802.1x Port Authentication - Default Timeout

Hi, FortiOS 5.0 and 5.2 do not support 802.1X on wired ports. It is supported for WPA/WPA2-Enterprise, but not on the 90D according to the Handbook and the CLI Reference.

Correct and what do you mean by re-key? Are you using this for WEP or WPA? How the rekey process takes places it' s going to be determine by the protocol being used.

set auth timeout 1

has nothing todo with re-key btw.

802.1X should be supported. I have it both in GUI and CLI on my 60D: FW01 (internal) # set security-mode none No security option. captive-portal Captive portal authentication. 802.1X 802.1X port-based authentication.

First off, thank you both for responding. Now for the first response. 802.1x Port authentication is supported on the 90D. We are currently testing this in production and is working on both Windows Servers and Wyse Thin Clients. The reason for this question, is related to the amount of time the LAN connected device is allowed to remain on the network in an " idle" state, prior to being forced to re-authenticate. Based on testing we are performing, we see the LAN connected devices being forced to re-authenticate every hour. I am trying to determine where this is controlled in the configuration and determine what the time-out range is. We need to extend this period to eight hours or more in case there is a WAN failure, so the Thin Clients can continue to access the local application server. Now for the second response. In Cisco speak this is related to the " dot1x timeout re-authperiod " in seconds. This is well documented on the Cisco side and clear to understand, but when trying to identify the equivalent commands on the Fotinet side it is elusive. In terms of the " Re-Key" that is something I have heard from Cisco TAC as well as engineers, but I am not going to argue that point. I would assume they are talking about how the password is encrypted when the re-authentication period expires and using the EAP supplicant on the LAN attached device. I would simply like to locate a document on the Fortinet site that talks about NAC authentication, specifically how it is implemented on LAN ports and clearly identify all command line configuration options. Once again thanks for your response.
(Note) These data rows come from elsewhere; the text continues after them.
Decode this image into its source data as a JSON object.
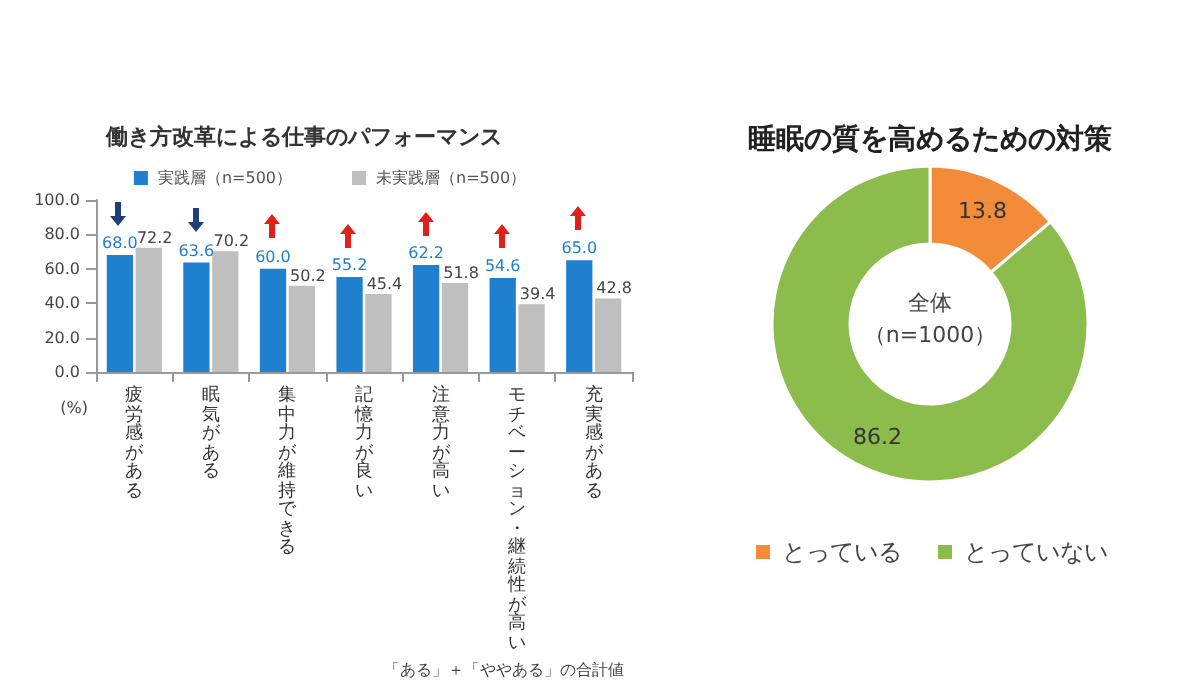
{
  "chart_data": [
    {
      "type": "bar",
      "title": "働き方改革による仕事のパフォーマンス",
      "categories": [
        "疲労感がある",
        "眠気がある",
        "集中力が維持できる",
        "記憶力が良い",
        "注意力が高い",
        "モチベーション・継続性が高い",
        "充実感がある"
      ],
      "series": [
        {
          "name": "実践層（n=500）",
          "color": "#1f80d0",
          "values": [
            68.0,
            63.6,
            60.0,
            55.2,
            62.2,
            54.6,
            65.0
          ],
          "value_labels": [
            "68.0",
            "63.6",
            "60.0",
            "55.2",
            "62.2",
            "54.6",
            "65.0"
          ]
        },
        {
          "name": "未実践層（n=500）",
          "color": "#bfbfbf",
          "values": [
            72.2,
            70.2,
            50.2,
            45.4,
            51.8,
            39.4,
            42.8
          ],
          "value_labels": [
            "72.2",
            "70.2",
            "50.2",
            "45.4",
            "51.8",
            "39.4",
            "42.8"
          ]
        }
      ],
      "ylim": [
        0,
        100
      ],
      "yticks": [
        {
          "value": 0,
          "label": "0.0"
        },
        {
          "value": 20,
          "label": "20.0"
        },
        {
          "value": 40,
          "label": "40.0"
        },
        {
          "value": 60,
          "label": "60.0"
        },
        {
          "value": 80,
          "label": "80.0"
        },
        {
          "value": 100,
          "label": "100.0"
        }
      ],
      "ylabel": "(%)",
      "legend": "top",
      "annotations": [
        "「ある」＋「ややある」の合計値"
      ]
    },
    {
      "type": "donut",
      "title": "睡眠の質を高めるための対策",
      "categories": [
        "とっている",
        "とっていない"
      ],
      "values": [
        13.8,
        86.2
      ],
      "colors": [
        "#f28c3a",
        "#8cbc4c"
      ],
      "data_labels": true,
      "legend": "bottom",
      "annotations": [
        "全体",
        "（n=1000）"
      ]
    }
  ]
}
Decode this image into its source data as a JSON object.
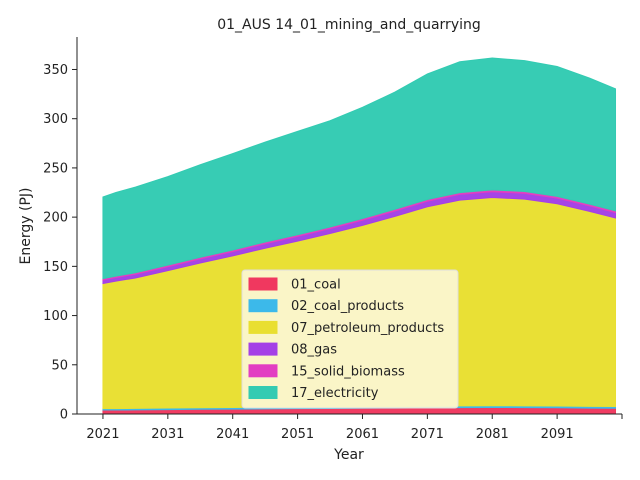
{
  "chart_data": {
    "type": "area",
    "title": "01_AUS 14_01_mining_and_quarrying",
    "xlabel": "Year",
    "ylabel": "Energy (PJ)",
    "xlim": [
      2017,
      2101
    ],
    "ylim": [
      0,
      383
    ],
    "x_ticks": [
      2021,
      2031,
      2041,
      2051,
      2061,
      2071,
      2081,
      2091,
      2101
    ],
    "x_tick_labels": [
      "2021",
      "2031",
      "2041",
      "2051",
      "2061",
      "2071",
      "2081",
      "2091",
      ""
    ],
    "y_ticks": [
      0,
      50,
      100,
      150,
      200,
      250,
      300,
      350
    ],
    "legend_position": "lower center",
    "x": [
      2021,
      2023,
      2026,
      2031,
      2036,
      2041,
      2046,
      2051,
      2056,
      2061,
      2066,
      2071,
      2076,
      2081,
      2086,
      2091,
      2096,
      2100
    ],
    "series": [
      {
        "name": "01_coal",
        "color": "#f0385f",
        "values": [
          4,
          4,
          4.2,
          4.5,
          4.8,
          5,
          5.2,
          5.4,
          5.6,
          5.8,
          6,
          6.2,
          6.5,
          6.6,
          6.5,
          6.3,
          6,
          5.8
        ]
      },
      {
        "name": "02_coal_products",
        "color": "#3cb9ea",
        "values": [
          1.5,
          1.5,
          1.5,
          1.6,
          1.6,
          1.6,
          1.7,
          1.7,
          1.7,
          1.8,
          1.8,
          1.8,
          1.8,
          1.8,
          1.8,
          1.8,
          1.8,
          1.8
        ]
      },
      {
        "name": "07_petroleum_products",
        "color": "#e9df31",
        "values": [
          127,
          129.5,
          132.5,
          139.5,
          147,
          154,
          161.5,
          168.5,
          176,
          184,
          193,
          202.5,
          209,
          211.5,
          210,
          205.5,
          198,
          191.5
        ]
      },
      {
        "name": "08_gas",
        "color": "#a440e6",
        "values": [
          3.5,
          3.6,
          3.8,
          4,
          4.2,
          4.4,
          4.6,
          4.8,
          5,
          5.2,
          5.4,
          5.6,
          5.8,
          5.9,
          5.8,
          5.7,
          5.6,
          5.5
        ]
      },
      {
        "name": "15_solid_biomass",
        "color": "#e23ec2",
        "values": [
          1.5,
          1.5,
          1.5,
          1.6,
          1.6,
          1.6,
          1.7,
          1.7,
          1.7,
          1.8,
          1.8,
          1.8,
          1.8,
          1.9,
          1.9,
          1.8,
          1.8,
          1.8
        ]
      },
      {
        "name": "17_electricity",
        "color": "#33cbb2",
        "values": [
          83,
          85,
          87,
          90,
          94,
          98,
          101.5,
          105,
          108,
          113,
          119,
          127.5,
          133,
          134,
          133,
          132,
          128,
          124
        ]
      }
    ]
  }
}
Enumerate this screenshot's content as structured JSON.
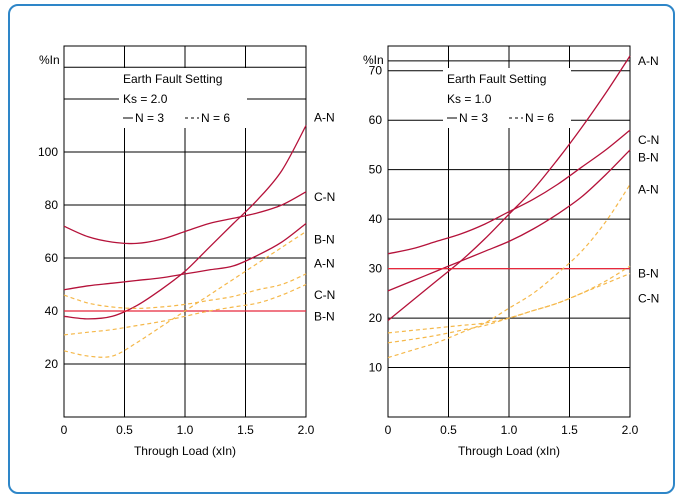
{
  "frame_color": "#2e86c8",
  "chart_data": [
    {
      "type": "line",
      "title": "Earth Fault Setting",
      "subtitle": "Ks = 2.0",
      "legend": {
        "solid": "N = 3",
        "dashed": "N = 6"
      },
      "ylabel": "%In",
      "xlabel": "Through Load (xIn)",
      "xlim": [
        0,
        2.0
      ],
      "ylim": [
        0,
        140
      ],
      "xticks": [
        "0",
        "0.5",
        "1.0",
        "1.5",
        "2.0"
      ],
      "yticks": [
        {
          "v": 20,
          "t": "20"
        },
        {
          "v": 40,
          "t": "40"
        },
        {
          "v": 60,
          "t": "60"
        },
        {
          "v": 80,
          "t": "80"
        },
        {
          "v": 100,
          "t": "100"
        }
      ],
      "series": [
        {
          "name": "A-N",
          "style": "solid",
          "color": "#b5123a",
          "x": [
            0,
            0.2,
            0.4,
            0.6,
            0.8,
            1.0,
            1.2,
            1.4,
            1.6,
            1.8,
            2.0
          ],
          "y": [
            38,
            37,
            38,
            42,
            48,
            55,
            64,
            73,
            82,
            93,
            110
          ]
        },
        {
          "name": "C-N",
          "style": "solid",
          "color": "#b5123a",
          "x": [
            0,
            0.2,
            0.4,
            0.6,
            0.8,
            1.0,
            1.2,
            1.4,
            1.6,
            1.8,
            2.0
          ],
          "y": [
            72,
            68,
            66,
            65.5,
            67,
            70,
            73,
            75,
            77,
            80,
            85
          ]
        },
        {
          "name": "B-N",
          "style": "solid",
          "color": "#b5123a",
          "x": [
            0,
            0.2,
            0.4,
            0.6,
            0.8,
            1.0,
            1.2,
            1.4,
            1.6,
            1.8,
            2.0
          ],
          "y": [
            48,
            49.5,
            50.5,
            51.5,
            52.5,
            54,
            55.5,
            57,
            61,
            66,
            73
          ]
        },
        {
          "name": "B-N",
          "style": "solid",
          "color": "#e8283c",
          "x": [
            0,
            2.0
          ],
          "y": [
            40,
            40
          ]
        },
        {
          "name": "A-N",
          "style": "dashed",
          "color": "#f5b84a",
          "x": [
            0,
            0.2,
            0.4,
            0.6,
            0.8,
            1.0,
            1.2,
            1.4,
            1.6,
            1.8,
            2.0
          ],
          "y": [
            25,
            23,
            23,
            28,
            34,
            40,
            46,
            52,
            58,
            64,
            70
          ]
        },
        {
          "name": "C-N",
          "style": "dashed",
          "color": "#f5b84a",
          "x": [
            0,
            0.2,
            0.4,
            0.6,
            0.8,
            1.0,
            1.2,
            1.4,
            1.6,
            1.8,
            2.0
          ],
          "y": [
            46,
            43,
            41.5,
            41,
            41.5,
            42.5,
            44,
            45.5,
            48,
            50,
            54
          ]
        },
        {
          "name": "B-N",
          "style": "dashed",
          "color": "#f5b84a",
          "x": [
            0,
            0.2,
            0.4,
            0.6,
            0.8,
            1.0,
            1.2,
            1.4,
            1.6,
            1.8,
            2.0
          ],
          "y": [
            31,
            32,
            33,
            34.5,
            36,
            38,
            40,
            41.5,
            43,
            46,
            50
          ]
        }
      ],
      "end_labels": [
        {
          "text": "A-N",
          "y": 113
        },
        {
          "text": "C-N",
          "y": 83
        },
        {
          "text": "B-N",
          "y": 67
        },
        {
          "text": "A-N",
          "y": 58
        },
        {
          "text": "C-N",
          "y": 46
        },
        {
          "text": "B-N",
          "y": 38
        }
      ]
    },
    {
      "type": "line",
      "title": "Earth Fault Setting",
      "subtitle": "Ks = 1.0",
      "legend": {
        "solid": "N = 3",
        "dashed": "N = 6"
      },
      "ylabel": "%In",
      "xlabel": "Through Load (xIn)",
      "xlim": [
        0,
        2.0
      ],
      "ylim": [
        0,
        75
      ],
      "xticks": [
        "0",
        "0.5",
        "1.0",
        "1.5",
        "2.0"
      ],
      "yticks": [
        {
          "v": 10,
          "t": "10"
        },
        {
          "v": 20,
          "t": "20"
        },
        {
          "v": 30,
          "t": "30"
        },
        {
          "v": 40,
          "t": "40"
        },
        {
          "v": 50,
          "t": "50"
        },
        {
          "v": 60,
          "t": "60"
        },
        {
          "v": 70,
          "t": "70"
        }
      ],
      "series": [
        {
          "name": "A-N",
          "style": "solid",
          "color": "#b5123a",
          "x": [
            0,
            0.2,
            0.4,
            0.6,
            0.8,
            1.0,
            1.2,
            1.4,
            1.6,
            1.8,
            2.0
          ],
          "y": [
            19.5,
            23.5,
            27.5,
            31.5,
            36,
            41,
            46,
            52,
            58.5,
            65.5,
            73
          ]
        },
        {
          "name": "C-N",
          "style": "solid",
          "color": "#b5123a",
          "x": [
            0,
            0.2,
            0.4,
            0.6,
            0.8,
            1.0,
            1.2,
            1.4,
            1.6,
            1.8,
            2.0
          ],
          "y": [
            33,
            34,
            35.5,
            37,
            39,
            41.5,
            44,
            47,
            50.5,
            54,
            58
          ]
        },
        {
          "name": "B-N",
          "style": "solid",
          "color": "#b5123a",
          "x": [
            0,
            0.2,
            0.4,
            0.6,
            0.8,
            1.0,
            1.2,
            1.4,
            1.6,
            1.8,
            2.0
          ],
          "y": [
            25.5,
            27.5,
            29.5,
            31.5,
            33.5,
            35.5,
            38,
            41,
            44.5,
            49,
            54
          ]
        },
        {
          "name": "B-N",
          "style": "solid",
          "color": "#e8283c",
          "x": [
            0,
            2.0
          ],
          "y": [
            30,
            30
          ]
        },
        {
          "name": "A-N",
          "style": "dashed",
          "color": "#f5b84a",
          "x": [
            0,
            0.2,
            0.4,
            0.6,
            0.8,
            1.0,
            1.2,
            1.4,
            1.6,
            1.8,
            2.0
          ],
          "y": [
            12,
            13.5,
            15,
            17,
            19,
            22,
            25,
            29,
            33.5,
            39.5,
            47
          ]
        },
        {
          "name": "B-N",
          "style": "dashed",
          "color": "#f5b84a",
          "x": [
            0,
            0.2,
            0.4,
            0.6,
            0.8,
            1.0,
            1.2,
            1.4,
            1.6,
            1.8,
            2.0
          ],
          "y": [
            17,
            17.5,
            18,
            18.5,
            19,
            20,
            21.5,
            23,
            25,
            27.5,
            30.5
          ]
        },
        {
          "name": "C-N",
          "style": "dashed",
          "color": "#f5b84a",
          "x": [
            0,
            0.2,
            0.4,
            0.6,
            0.8,
            1.0,
            1.2,
            1.4,
            1.6,
            1.8,
            2.0
          ],
          "y": [
            15,
            15.7,
            16.5,
            17.5,
            18.5,
            20,
            21.5,
            23,
            25,
            27,
            29
          ]
        }
      ],
      "end_labels": [
        {
          "text": "A-N",
          "y": 72
        },
        {
          "text": "C-N",
          "y": 56
        },
        {
          "text": "B-N",
          "y": 52.5
        },
        {
          "text": "A-N",
          "y": 46
        },
        {
          "text": "B-N",
          "y": 29
        },
        {
          "text": "C-N",
          "y": 24
        }
      ]
    }
  ]
}
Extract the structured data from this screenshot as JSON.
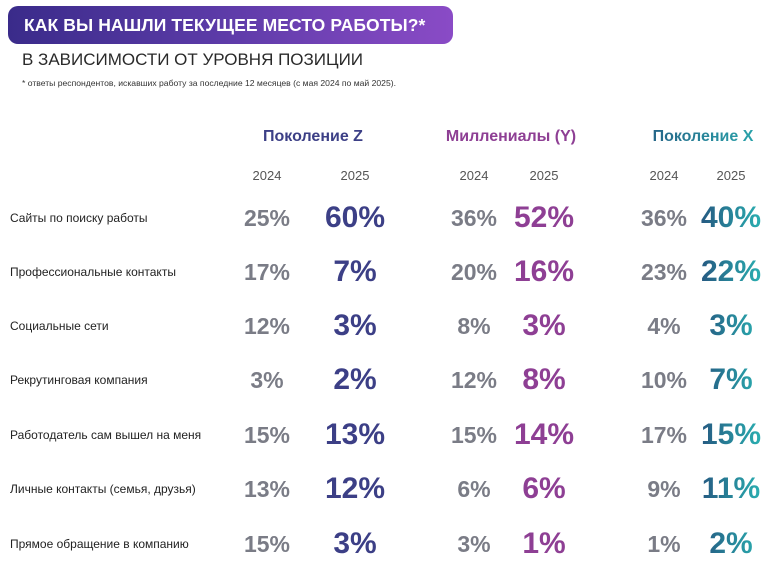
{
  "header": {
    "title": "КАК ВЫ НАШЛИ ТЕКУЩЕЕ МЕСТО РАБОТЫ?*",
    "subtitle": "В ЗАВИСИМОСТИ ОТ УРОВНЯ ПОЗИЦИИ",
    "footnote": "*  ответы респондентов, искавших работу за последние 12 месяцев (с мая 2024 по май 2025)."
  },
  "colors": {
    "title_bg_start": "#3a2b8a",
    "title_bg_end": "#8a4bc6",
    "value_2024": "#7a7c86",
    "gen_z": "#3c3f86",
    "millennials": "#8e3f94",
    "gen_x_start": "#25557f",
    "gen_x_end": "#2ab3b3"
  },
  "chart_data": {
    "type": "table",
    "years": [
      "2024",
      "2025"
    ],
    "groups": [
      {
        "name": "Поколение Z",
        "color": "#3c3f86"
      },
      {
        "name": "Миллениалы (Y)",
        "color": "#8e3f94"
      },
      {
        "name": "Поколение X",
        "color": "#23669a"
      }
    ],
    "rows": [
      {
        "label": "Сайты по поиску работы",
        "values": [
          [
            "25%",
            "60%"
          ],
          [
            "36%",
            "52%"
          ],
          [
            "36%",
            "40%"
          ]
        ]
      },
      {
        "label": "Профессиональные контакты",
        "values": [
          [
            "17%",
            "7%"
          ],
          [
            "20%",
            "16%"
          ],
          [
            "23%",
            "22%"
          ]
        ]
      },
      {
        "label": "Социальные сети",
        "values": [
          [
            "12%",
            "3%"
          ],
          [
            "8%",
            "3%"
          ],
          [
            "4%",
            "3%"
          ]
        ]
      },
      {
        "label": "Рекрутинговая компания",
        "values": [
          [
            "3%",
            "2%"
          ],
          [
            "12%",
            "8%"
          ],
          [
            "10%",
            "7%"
          ]
        ]
      },
      {
        "label": "Работодатель сам вышел на меня",
        "values": [
          [
            "15%",
            "13%"
          ],
          [
            "15%",
            "14%"
          ],
          [
            "17%",
            "15%"
          ]
        ]
      },
      {
        "label": "Личные контакты (семья, друзья)",
        "values": [
          [
            "13%",
            "12%"
          ],
          [
            "6%",
            "6%"
          ],
          [
            "9%",
            "11%"
          ]
        ]
      },
      {
        "label": "Прямое обращение в компанию",
        "values": [
          [
            "15%",
            "3%"
          ],
          [
            "3%",
            "1%"
          ],
          [
            "1%",
            "2%"
          ]
        ]
      }
    ]
  }
}
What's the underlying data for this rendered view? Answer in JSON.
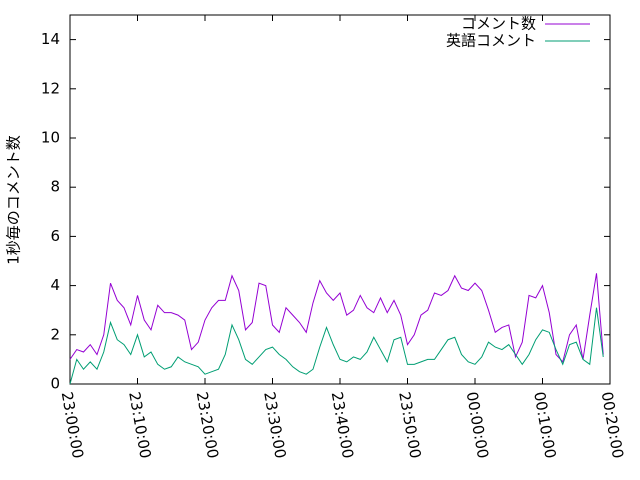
{
  "chart_data": {
    "type": "line",
    "y_label": "1秒毎のコメント数",
    "x": [
      "23:00:00",
      "23:01:00",
      "23:02:00",
      "23:03:00",
      "23:04:00",
      "23:05:00",
      "23:06:00",
      "23:07:00",
      "23:08:00",
      "23:09:00",
      "23:10:00",
      "23:11:00",
      "23:12:00",
      "23:13:00",
      "23:14:00",
      "23:15:00",
      "23:16:00",
      "23:17:00",
      "23:18:00",
      "23:19:00",
      "23:20:00",
      "23:21:00",
      "23:22:00",
      "23:23:00",
      "23:24:00",
      "23:25:00",
      "23:26:00",
      "23:27:00",
      "23:28:00",
      "23:29:00",
      "23:30:00",
      "23:31:00",
      "23:32:00",
      "23:33:00",
      "23:34:00",
      "23:35:00",
      "23:36:00",
      "23:37:00",
      "23:38:00",
      "23:39:00",
      "23:40:00",
      "23:41:00",
      "23:42:00",
      "23:43:00",
      "23:44:00",
      "23:45:00",
      "23:46:00",
      "23:47:00",
      "23:48:00",
      "23:49:00",
      "23:50:00",
      "23:51:00",
      "23:52:00",
      "23:53:00",
      "23:54:00",
      "23:55:00",
      "23:56:00",
      "23:57:00",
      "23:58:00",
      "23:59:00",
      "00:00:00",
      "00:01:00",
      "00:02:00",
      "00:03:00",
      "00:04:00",
      "00:05:00",
      "00:06:00",
      "00:07:00",
      "00:08:00",
      "00:09:00",
      "00:10:00",
      "00:11:00",
      "00:12:00",
      "00:13:00",
      "00:14:00",
      "00:15:00",
      "00:16:00",
      "00:17:00",
      "00:18:00",
      "00:19:00"
    ],
    "series": [
      {
        "name": "コメント数",
        "color": "#9400d3",
        "values": [
          1.0,
          1.4,
          1.3,
          1.6,
          1.2,
          2.0,
          4.1,
          3.4,
          3.1,
          2.4,
          3.6,
          2.6,
          2.2,
          3.2,
          2.9,
          2.9,
          2.8,
          2.6,
          1.4,
          1.7,
          2.6,
          3.1,
          3.4,
          3.4,
          4.4,
          3.8,
          2.2,
          2.5,
          4.1,
          4.0,
          2.4,
          2.1,
          3.1,
          2.8,
          2.5,
          2.1,
          3.3,
          4.2,
          3.7,
          3.4,
          3.7,
          2.8,
          3.0,
          3.6,
          3.1,
          2.9,
          3.5,
          2.9,
          3.4,
          2.8,
          1.6,
          2.0,
          2.8,
          3.0,
          3.7,
          3.6,
          3.8,
          4.4,
          3.9,
          3.8,
          4.1,
          3.8,
          3.0,
          2.1,
          2.3,
          2.4,
          1.1,
          1.7,
          3.6,
          3.5,
          4.0,
          2.9,
          1.2,
          0.9,
          2.0,
          2.4,
          1.0,
          2.8,
          4.5,
          1.2
        ]
      },
      {
        "name": "英語コメント",
        "color": "#009e73",
        "values": [
          0.0,
          1.0,
          0.6,
          0.9,
          0.6,
          1.3,
          2.5,
          1.8,
          1.6,
          1.2,
          2.0,
          1.1,
          1.3,
          0.8,
          0.6,
          0.7,
          1.1,
          0.9,
          0.8,
          0.7,
          0.4,
          0.5,
          0.6,
          1.2,
          2.4,
          1.8,
          1.0,
          0.8,
          1.1,
          1.4,
          1.5,
          1.2,
          1.0,
          0.7,
          0.5,
          0.4,
          0.6,
          1.5,
          2.3,
          1.6,
          1.0,
          0.9,
          1.1,
          1.0,
          1.3,
          1.9,
          1.4,
          0.9,
          1.8,
          1.9,
          0.8,
          0.8,
          0.9,
          1.0,
          1.0,
          1.4,
          1.8,
          1.9,
          1.2,
          0.9,
          0.8,
          1.1,
          1.7,
          1.5,
          1.4,
          1.6,
          1.2,
          0.8,
          1.2,
          1.8,
          2.2,
          2.1,
          1.4,
          0.8,
          1.6,
          1.7,
          1.0,
          0.8,
          3.1,
          1.1
        ]
      }
    ],
    "xlim": [
      "23:00:00",
      "00:20:00"
    ],
    "xticks": [
      "23:00:00",
      "23:10:00",
      "23:20:00",
      "23:30:00",
      "23:40:00",
      "23:50:00",
      "00:00:00",
      "00:10:00",
      "00:20:00"
    ],
    "ylim": [
      0,
      15
    ],
    "yticks": [
      0,
      2,
      4,
      6,
      8,
      10,
      12,
      14
    ],
    "legend": "top-right"
  }
}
George,

Posts: 2215 Score: 53 Joined: 7/3/2007 From: Gothenburg - Sweden RE: 802.1x Port Authentication - Def... (in reply to Tank) Reply Forward New Messages 802.1X should be supported. I have it both in GUI and CLI on my 60D: FW01 (internal) # set security-mode none No security option. captive-portal Captive portal authentication. 802.1X 802.1X port-based authentication.

What version ? what mode ( fips or none )? It' s difenetely not in my 60D 5.2.1. Is a option that needs a global setting? Op, what your looking for is like the cisco " dot1x re-authentication" cmd or something similar. I know the fortiswitch supports 802.1x and believe they have that options in the fortiswitch, maybe some one with a fortiswitch might chime in.

Hi Emnoc, Right now Im using 5.2.1, but it has been available since 5.0.

100D does have it as well, not on individual ports but on hard-switch interfaces and likely only on the internal switch in switch mode.

Good point, I had checked on a fortigate in port interface mode

Hello Everyone, When we were initially evaluating new Fortinet replacements we evaluated the 100D which is a true hardware switch and my recommendation, but unfortunately management had other ideas (If you know what I mean :) ) and the decision was made to go with the 90D. Of course the 90d becomes a software switch when you start breaking up the ports, but not a big concern since we are not developing rockets at retail locations. To make a long story short, we wanted to preserve the existing subnets and rather than breaking them up, we created a " Layer 2" VDOM for one of the main subnets, not a problem so far. Next, we wanted to enable NAC (802.1x) on selected ports and that' s when the bottom fell out. After research and conversations with Fortinet we learned they did not support NAC on Layer 2 ports. Now the good news. After additional discussions we learned that we were not the only company requesting this functionality and discovered there was a custom version of firmware for the 90D that would support NAC on a Layer 2 port. We have confirmed this is fully functional and working, but I am still trying to identify the elusive " idle time-out" range and how to modify. At the present time we are running FWF90D Custom firmware version: v5.0,build3816 (GA). This is a build from 5.0.9. It is my understanding that this custom build is slated to be included in the upcoming 5.2.x, but I do not have a confirmed date.

Hi Tank, Do you have way to change timeout to 8 hours on Wyse Thin Clients ? FGT only de-auth when it received EAPOL logoff or link down.